The bill—one of the most aggressive state efforts to overhaul teacher-tenure rules—went to Democratic Gov. Bill Ritter’s desk Thursday. He has said he would sign it into law.
Under the legislation, which garnered bipartisan support, teachers would be evaluated every year and students’ academic progress would count for half the instructors’ overall rating. Elementary- and high-school teachers would need three consecutive years of positive evaluations to earn tenure, which guarantees them an appeals process before they can be fired.
Educators rated “ineffective” two years in a row would be stripped of tenure protection and revert to probationary status. They could earn back job protection after three straight years of satisfactory evaluations.
Currently, Colorado teachers can be fired for poor performance, but rarely are, and there is no state-mandated limit on the number of bad evaluations before dismissal. A state committee would craft details of the evaluation system, which would be put into use starting in 2014.
The bill’s passage comes as lawmakers from Maryland to Washington are revamping teacher evaluation and tenure policies to compete for a piece of the $3.4 billion offered by the Obama administration’s Race to the Top program. That innovation initiative aims to reward states that promote charter schools, tie teacher pay to student performance and impose plans to track student progress.
“This repositions us as a national leader in teacher evaluations and I think it puts us in the front of the race for the federal money,” said Colorado state Sen. Mike Johnston, a former school principal and the bill’s sponsor.
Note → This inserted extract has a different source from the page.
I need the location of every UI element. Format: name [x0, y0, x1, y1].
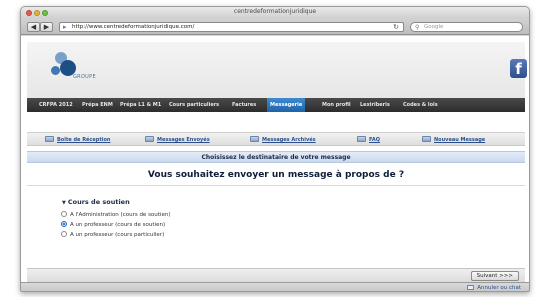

Earlier this week, New York state officials and union leaders struck a deal to tie teacher evaluations to student performance for the first time. The system will need legislative approval.
State efforts to revamp teacher-tenure rules have been divisive, and Colorado was no exception. Teachers lined up to vehemently oppose it and it drew tears and cheers from lawmakers debating it in chambers.
The Colorado Education Association, the state’s largest teachers union, opposed the change, in part because it didn’t explicitly define what it means to be “ineffective.” The union also argued that the measure comes as teachers face larger class sizes due to coming budget cuts.
But the bill received a big boost last week when Randi Weingarten, president of the American Federation of Teachers, endorsed it. At the AFT’s urging, the bill was altered to mandate seniority be taken into account when deciding which “effective” teachers to lay off during budget cuts. The union also negotiated the addition of an appeals process before a tenured teacher is returned to probationary status.